El Obispo emérito de Lourdes, Jacques Perrier, publicó hace poco un artículo sobre María en Pentecostés, y en él ahonda en dos ideas que, pienso, nos pueden venir bien, no por novedosas, sino por imperecederas.
“María estaba con ellos” y con nosotros
Está con los Apóstoles en el Cenáculo, esperando al Espíritu Santo. Que María esperaba al Espíritu Santo es una forma de hablar. Más bien habría que decir que María estaba con los discípulos de Jesús, con las piadosas mujeres y con otros discípulos, que eran los que realmente necesitaban e iban a recibir el Espíritu. María, desde su nacimiento, evangélicamente hablando, en la Encarnación, ya lo había recibido: “El Espíritu Santo descenderá sobre ti y el Poder del Altísimo te cubrirá con su sombra” (Lc 1, 35). Aquel fue el primer Pentecostés de María. Pero, estaba allí.
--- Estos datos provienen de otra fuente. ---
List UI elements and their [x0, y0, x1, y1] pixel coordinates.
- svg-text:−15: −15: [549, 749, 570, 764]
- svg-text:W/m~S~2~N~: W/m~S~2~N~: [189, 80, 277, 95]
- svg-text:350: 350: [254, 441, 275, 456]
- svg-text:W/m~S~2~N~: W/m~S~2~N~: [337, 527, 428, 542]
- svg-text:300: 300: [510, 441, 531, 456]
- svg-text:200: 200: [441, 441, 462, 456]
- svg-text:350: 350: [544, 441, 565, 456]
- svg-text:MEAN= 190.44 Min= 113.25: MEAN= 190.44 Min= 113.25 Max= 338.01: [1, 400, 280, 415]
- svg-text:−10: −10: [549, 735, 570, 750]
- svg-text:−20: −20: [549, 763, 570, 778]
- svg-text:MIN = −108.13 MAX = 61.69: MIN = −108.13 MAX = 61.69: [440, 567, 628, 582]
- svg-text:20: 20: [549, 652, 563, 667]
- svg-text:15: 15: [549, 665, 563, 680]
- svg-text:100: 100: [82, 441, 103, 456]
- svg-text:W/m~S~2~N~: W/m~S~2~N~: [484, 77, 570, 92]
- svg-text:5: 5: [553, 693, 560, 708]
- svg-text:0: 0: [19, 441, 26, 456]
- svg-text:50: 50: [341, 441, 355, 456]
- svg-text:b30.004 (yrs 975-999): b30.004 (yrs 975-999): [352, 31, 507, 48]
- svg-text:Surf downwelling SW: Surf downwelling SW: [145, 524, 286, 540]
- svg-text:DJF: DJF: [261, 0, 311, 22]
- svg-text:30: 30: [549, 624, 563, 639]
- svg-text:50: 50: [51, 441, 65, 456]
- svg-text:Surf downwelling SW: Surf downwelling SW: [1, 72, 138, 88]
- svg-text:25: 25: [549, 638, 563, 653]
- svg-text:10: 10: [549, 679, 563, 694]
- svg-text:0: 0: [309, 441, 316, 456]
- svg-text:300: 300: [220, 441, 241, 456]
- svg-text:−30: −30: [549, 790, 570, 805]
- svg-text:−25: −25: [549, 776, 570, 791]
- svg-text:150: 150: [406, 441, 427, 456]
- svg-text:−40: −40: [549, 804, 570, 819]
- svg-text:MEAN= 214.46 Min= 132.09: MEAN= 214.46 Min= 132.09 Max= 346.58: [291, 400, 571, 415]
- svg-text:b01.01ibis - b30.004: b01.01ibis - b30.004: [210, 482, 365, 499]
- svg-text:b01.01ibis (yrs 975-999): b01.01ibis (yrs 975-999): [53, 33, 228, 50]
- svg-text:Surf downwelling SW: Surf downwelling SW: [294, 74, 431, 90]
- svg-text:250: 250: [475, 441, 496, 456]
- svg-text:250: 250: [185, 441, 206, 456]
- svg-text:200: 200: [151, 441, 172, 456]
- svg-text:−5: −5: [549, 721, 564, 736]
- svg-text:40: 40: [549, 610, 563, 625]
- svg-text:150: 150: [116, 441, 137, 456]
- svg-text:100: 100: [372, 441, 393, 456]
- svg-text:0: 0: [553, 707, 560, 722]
María estuvo siempre donde tenía que estar, con quien tenía que estar y como tenía que estar, porque estaba dirigida por el Espíritu y por el Padre y, luego, por Jesús. Así fue y estuvo, antes incluso de nacer su Hijo, con su prima Isabel, y ésta, al oírla, se llenó de Espíritu Santo. Más tarde, la vemos con su Hijo en Caná, en unas Bodas. Y allí, con la mayor discreción, se percata de los apuros de los novios, y el problema se solventa. Y así siempre, hasta el Calvario y la Cruz; y la Resurrección y Pentecostés. Y así más tarde, entregando el escapulario carmelitano a San Simón Stock y el Rosario a Santo Domingo. María estaba allí y sigue estando aquí.
Su presencia entonces, después y ahora es “discreta”
San Lucas menciona la presencia de María después de haber dado la lista de los apóstoles. María, contrariamente a las representaciones habituales de Pentecostés, según San Lucas no está en el centro. El centro está siempre reservado para su Hijo, del cual ella es la primera creyente y seguidora; y, junto con el Hijo, el Espíritu Santo.
María está en su sitio. Allí con ellos, orando, animando, acompañando, intercediendo y esperando. Y está allí en aquel momento porque está naciendo la Iglesia, y, por madre de Jesús, María sabe mucho de nacimientos y de la Iglesia que él nos dejara. Pablo VI la proclamó, durante el Concilio Vaticano II, “Madre de la Iglesia”, aunque esta maternidad sea muy distinta de la otra.
La Virgen del Carmen, como todas las advocaciones marianas, son títulos que conducen al Señor. Ella, como el Espíritu Santo del cual es la obra maestra, trata de conducirnos siempre a su Hijo, el Señor. Siempre tenemos que recordar lo que, en las Bodas de Caná de Galilea, dijo con tanta profundidad que todavía escuchamos el eco: “Haced lo que el os diga” (Jn 2,5). Haciéndolo es como mejor celebraremos a la Virgen del Carmen y como más tranquilos podremos sentirnos, incluso cuando “se nos acabe el vino”.